What does it matter when and where an opera is set? Does the nature of Verdi's Rigoletto fundamentally change if the action takes place in the court of France (Verdi's original intention), 16th century Mantua (his ultimate choice) or even 20th century Manhattan as long as the relationships among the characters are preserved? Adventurous stage directors, for whom tradition is the memory of the last bad performance, are answering that in many cases, it does not. "Tradition is slovenliness," exclaimed Gustav Mahler. His cry has never seemed more apt, and it is being taken up with brio in the opera world.

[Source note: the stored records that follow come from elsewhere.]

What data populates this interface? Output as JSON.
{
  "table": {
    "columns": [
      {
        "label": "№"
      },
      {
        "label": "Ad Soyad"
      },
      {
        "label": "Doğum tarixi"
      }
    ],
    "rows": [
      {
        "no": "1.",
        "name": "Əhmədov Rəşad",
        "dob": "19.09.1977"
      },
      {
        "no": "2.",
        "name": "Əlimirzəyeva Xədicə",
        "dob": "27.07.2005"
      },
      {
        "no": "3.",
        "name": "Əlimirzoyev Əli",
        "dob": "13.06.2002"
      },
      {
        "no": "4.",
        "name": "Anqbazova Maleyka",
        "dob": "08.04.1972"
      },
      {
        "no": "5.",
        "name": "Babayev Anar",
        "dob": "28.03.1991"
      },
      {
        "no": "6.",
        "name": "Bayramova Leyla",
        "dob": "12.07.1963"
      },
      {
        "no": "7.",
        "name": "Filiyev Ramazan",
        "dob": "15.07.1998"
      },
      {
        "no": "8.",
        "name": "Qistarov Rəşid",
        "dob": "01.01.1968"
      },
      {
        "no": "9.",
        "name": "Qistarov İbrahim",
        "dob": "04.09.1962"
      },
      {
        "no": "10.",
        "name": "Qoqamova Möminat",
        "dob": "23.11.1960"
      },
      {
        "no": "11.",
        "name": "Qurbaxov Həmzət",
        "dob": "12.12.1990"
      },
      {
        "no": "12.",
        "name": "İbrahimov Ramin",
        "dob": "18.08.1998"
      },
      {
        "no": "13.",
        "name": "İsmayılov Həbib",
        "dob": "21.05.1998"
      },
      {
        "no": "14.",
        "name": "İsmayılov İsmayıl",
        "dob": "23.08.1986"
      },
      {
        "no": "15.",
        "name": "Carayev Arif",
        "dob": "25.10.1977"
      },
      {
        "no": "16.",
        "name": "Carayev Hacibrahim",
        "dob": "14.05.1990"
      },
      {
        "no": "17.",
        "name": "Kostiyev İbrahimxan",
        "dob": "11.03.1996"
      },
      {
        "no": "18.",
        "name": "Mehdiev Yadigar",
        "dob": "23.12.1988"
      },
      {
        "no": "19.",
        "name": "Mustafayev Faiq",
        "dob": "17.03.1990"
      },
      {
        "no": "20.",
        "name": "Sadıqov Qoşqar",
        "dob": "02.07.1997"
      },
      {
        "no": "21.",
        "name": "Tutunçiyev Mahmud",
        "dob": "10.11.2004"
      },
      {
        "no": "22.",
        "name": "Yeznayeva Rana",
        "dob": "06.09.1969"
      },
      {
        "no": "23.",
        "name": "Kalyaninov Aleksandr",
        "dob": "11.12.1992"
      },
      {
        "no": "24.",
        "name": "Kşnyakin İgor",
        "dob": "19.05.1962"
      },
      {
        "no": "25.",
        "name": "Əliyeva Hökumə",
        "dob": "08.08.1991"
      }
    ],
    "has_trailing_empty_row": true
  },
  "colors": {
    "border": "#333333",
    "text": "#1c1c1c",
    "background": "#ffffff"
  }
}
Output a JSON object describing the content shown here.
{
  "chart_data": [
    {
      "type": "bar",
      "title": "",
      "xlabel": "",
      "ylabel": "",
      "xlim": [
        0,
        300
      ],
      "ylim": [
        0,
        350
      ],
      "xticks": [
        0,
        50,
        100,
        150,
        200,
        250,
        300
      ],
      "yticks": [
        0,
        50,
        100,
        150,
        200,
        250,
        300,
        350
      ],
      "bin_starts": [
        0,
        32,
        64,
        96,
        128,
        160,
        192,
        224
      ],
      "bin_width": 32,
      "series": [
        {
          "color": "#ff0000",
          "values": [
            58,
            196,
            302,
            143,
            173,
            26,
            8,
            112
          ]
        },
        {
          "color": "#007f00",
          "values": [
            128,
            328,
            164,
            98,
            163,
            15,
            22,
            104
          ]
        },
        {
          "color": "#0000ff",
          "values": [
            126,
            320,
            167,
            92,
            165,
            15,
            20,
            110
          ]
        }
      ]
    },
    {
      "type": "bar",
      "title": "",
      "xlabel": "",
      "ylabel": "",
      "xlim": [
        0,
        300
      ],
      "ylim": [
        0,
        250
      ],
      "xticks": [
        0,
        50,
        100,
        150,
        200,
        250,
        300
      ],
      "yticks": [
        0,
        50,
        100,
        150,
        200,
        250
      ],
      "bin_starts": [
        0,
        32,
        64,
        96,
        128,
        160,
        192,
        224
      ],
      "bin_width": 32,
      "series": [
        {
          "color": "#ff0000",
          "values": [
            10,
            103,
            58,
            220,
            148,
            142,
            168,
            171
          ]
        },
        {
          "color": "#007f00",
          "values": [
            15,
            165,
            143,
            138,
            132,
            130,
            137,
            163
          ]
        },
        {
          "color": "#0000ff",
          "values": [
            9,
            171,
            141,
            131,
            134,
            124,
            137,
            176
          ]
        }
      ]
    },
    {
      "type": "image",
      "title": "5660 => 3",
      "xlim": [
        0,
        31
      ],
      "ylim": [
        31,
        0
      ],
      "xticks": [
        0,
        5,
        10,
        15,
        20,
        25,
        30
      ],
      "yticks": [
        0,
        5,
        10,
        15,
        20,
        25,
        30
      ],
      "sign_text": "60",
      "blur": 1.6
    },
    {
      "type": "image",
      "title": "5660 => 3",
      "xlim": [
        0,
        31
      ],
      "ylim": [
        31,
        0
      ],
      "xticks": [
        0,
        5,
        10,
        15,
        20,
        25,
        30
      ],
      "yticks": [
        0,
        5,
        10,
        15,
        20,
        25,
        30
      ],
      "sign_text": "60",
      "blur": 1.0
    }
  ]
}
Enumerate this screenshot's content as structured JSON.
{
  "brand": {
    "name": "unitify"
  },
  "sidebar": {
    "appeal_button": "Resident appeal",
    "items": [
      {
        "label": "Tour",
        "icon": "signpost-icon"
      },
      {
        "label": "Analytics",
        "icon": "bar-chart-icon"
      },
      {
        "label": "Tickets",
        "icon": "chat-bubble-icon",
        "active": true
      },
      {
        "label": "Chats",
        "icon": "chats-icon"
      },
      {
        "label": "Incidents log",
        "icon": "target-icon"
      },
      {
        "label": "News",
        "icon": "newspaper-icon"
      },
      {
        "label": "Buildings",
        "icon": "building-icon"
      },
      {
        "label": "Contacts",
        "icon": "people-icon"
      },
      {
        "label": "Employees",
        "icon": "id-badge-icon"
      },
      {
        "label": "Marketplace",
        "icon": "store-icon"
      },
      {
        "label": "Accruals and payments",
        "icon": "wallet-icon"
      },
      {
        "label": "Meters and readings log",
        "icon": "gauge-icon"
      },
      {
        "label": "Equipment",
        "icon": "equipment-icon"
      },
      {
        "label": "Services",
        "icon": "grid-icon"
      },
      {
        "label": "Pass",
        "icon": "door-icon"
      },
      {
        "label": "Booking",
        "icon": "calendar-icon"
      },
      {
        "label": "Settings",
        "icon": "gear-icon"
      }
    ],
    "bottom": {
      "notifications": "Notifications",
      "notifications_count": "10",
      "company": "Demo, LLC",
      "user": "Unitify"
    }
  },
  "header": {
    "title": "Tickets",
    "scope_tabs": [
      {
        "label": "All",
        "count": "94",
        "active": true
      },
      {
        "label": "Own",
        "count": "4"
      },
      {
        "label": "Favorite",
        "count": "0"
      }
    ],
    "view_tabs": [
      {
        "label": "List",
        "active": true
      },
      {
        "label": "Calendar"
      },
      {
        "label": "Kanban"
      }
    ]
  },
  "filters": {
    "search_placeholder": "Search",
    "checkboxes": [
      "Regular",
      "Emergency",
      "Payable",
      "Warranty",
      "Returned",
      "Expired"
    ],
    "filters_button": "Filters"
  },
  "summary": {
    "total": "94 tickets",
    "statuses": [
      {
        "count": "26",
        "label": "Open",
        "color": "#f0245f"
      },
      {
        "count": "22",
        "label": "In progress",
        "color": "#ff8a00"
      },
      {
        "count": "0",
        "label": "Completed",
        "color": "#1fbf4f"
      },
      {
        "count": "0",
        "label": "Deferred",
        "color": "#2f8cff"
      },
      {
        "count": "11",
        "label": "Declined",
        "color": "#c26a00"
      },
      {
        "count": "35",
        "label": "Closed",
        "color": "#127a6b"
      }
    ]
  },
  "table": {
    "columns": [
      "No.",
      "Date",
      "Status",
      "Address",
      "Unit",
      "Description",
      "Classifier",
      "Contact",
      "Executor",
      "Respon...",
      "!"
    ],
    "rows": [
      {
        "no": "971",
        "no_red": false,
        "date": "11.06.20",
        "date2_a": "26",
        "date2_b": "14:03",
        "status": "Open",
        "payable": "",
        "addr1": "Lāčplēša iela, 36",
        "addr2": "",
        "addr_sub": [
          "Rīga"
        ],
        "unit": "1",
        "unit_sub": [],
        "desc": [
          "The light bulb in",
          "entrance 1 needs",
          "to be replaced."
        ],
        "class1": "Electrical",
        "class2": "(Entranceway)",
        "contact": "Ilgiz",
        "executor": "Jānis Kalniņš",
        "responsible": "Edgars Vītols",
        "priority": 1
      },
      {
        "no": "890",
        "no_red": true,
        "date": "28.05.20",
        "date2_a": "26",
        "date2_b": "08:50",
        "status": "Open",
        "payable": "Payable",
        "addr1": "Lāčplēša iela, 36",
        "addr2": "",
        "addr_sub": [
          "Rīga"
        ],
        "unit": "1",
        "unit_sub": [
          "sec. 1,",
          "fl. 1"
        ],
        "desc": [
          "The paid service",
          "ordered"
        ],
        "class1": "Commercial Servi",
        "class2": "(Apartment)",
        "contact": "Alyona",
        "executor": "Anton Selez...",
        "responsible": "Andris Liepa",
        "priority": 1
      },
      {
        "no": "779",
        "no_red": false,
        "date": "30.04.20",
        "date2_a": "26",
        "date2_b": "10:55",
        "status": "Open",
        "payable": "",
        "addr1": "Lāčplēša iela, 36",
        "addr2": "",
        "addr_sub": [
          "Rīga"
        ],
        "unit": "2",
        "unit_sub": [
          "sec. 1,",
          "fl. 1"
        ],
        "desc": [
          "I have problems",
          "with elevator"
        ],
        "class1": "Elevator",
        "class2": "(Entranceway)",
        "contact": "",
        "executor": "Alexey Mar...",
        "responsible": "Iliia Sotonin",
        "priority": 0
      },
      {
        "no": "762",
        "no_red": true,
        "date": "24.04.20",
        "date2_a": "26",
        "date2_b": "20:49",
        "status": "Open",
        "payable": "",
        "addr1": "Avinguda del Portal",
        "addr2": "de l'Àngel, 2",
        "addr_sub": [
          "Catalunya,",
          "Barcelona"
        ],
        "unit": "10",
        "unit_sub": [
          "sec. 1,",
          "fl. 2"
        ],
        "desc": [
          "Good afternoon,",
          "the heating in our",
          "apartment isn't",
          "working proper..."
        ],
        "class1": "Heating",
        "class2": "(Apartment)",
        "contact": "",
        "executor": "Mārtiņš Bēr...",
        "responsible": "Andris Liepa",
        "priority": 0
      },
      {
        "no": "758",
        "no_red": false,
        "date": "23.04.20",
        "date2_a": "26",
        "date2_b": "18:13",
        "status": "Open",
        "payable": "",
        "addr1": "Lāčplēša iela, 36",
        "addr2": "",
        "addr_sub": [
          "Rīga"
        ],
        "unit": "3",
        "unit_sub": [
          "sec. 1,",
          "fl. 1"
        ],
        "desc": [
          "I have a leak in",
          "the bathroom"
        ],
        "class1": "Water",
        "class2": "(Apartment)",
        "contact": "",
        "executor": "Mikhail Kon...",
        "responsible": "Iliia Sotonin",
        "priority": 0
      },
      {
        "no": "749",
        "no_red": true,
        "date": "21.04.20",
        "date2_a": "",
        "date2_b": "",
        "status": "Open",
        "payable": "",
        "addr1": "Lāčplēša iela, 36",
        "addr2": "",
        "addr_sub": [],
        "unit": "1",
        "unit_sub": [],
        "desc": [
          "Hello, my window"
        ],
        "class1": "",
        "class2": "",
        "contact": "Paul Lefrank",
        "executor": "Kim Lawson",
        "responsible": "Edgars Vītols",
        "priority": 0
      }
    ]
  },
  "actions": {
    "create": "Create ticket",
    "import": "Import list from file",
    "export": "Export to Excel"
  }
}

In London last month, the English National Opera (ENO) unveiled Director Jonathan Miller's production of Puccini's Tosca set during World War II and played in the style of one of Hollywood's gritty, black-and-white melodramas of the period. Earlier this season, the same company presented a Mad Max version of Bizet's Carmen by David Pountney that replaced castanets and mantillas with feral children darting amid junked American automobiles. In Paris, Producer Seth Schneidman staged Strauss's Elektra as a dream-theory psychodrama, freely mixing images of Greek antiquity and 19th century Europe.
Most of this experimental activity takes place in Europe; what Old World audiences find adventurous, American operagoers often consider brazen. Protective of the cultural talismans bequeathed by distant European forefathers, Americans tend to mistrust radical interpretations. Europeans, more at ease with their own heritage, feel freer to experiment with it. Those seeking a bold approach in the U.S. will rarely find it in the big houses. In New York City, the Metropolitan Opera favors conservative productions, sometimes elephantine ones like Franco Zeffirelli's La Boheme and Tosca, that reinforce the company's role as a musical museum. Occasionally, the rival New York City Opera makes a cautious foray into modernism, often with indifferent results -- Frank Corsaro's tepid Spanish Civil War version of Carmen, for example.
Smaller companies, such as the Santa Fe Opera and Opera Theater of St. Louis, offer off-season stimulation, and Director Peter Sellars has made a reputation scandalizing the bourgeoisie, for example, setting Mozart's Cosi fan tutte in Despina's Coffee Shop. Still, dullness prevails in the largest companies, where opera is viewed as a closed, dead art; innovation is largely a guerrilla endeavor carried on by partisans hiding out in the hills.
By contrast, Europe's buzzing controversies are full of life. West Germany, with the liveliest opera scene, is chockablock with radical restagings of the classics -- in extreme cases to such an extent that the original work is almost obliterated by the new context. Jean-Pierre Ponnelle's production of Berg's Lulu in Munich sets the action in a four-story madhouse with Wedekind's tawdry story played out in front of an onstage audience of gaping mummies. To be sure, London's Royal Opera and the Vienna State Opera remain committed to traditional opera staged in traditional ways, sung by the same coterie of jet- bound stars who appear at the Met. And the old style still has its rewards; the Royal's Der Rosenkavalier, a rococo dream handsomely sung and lovingly led by the company's new music director, Bernard Haitink, is impossible to envisage any other way.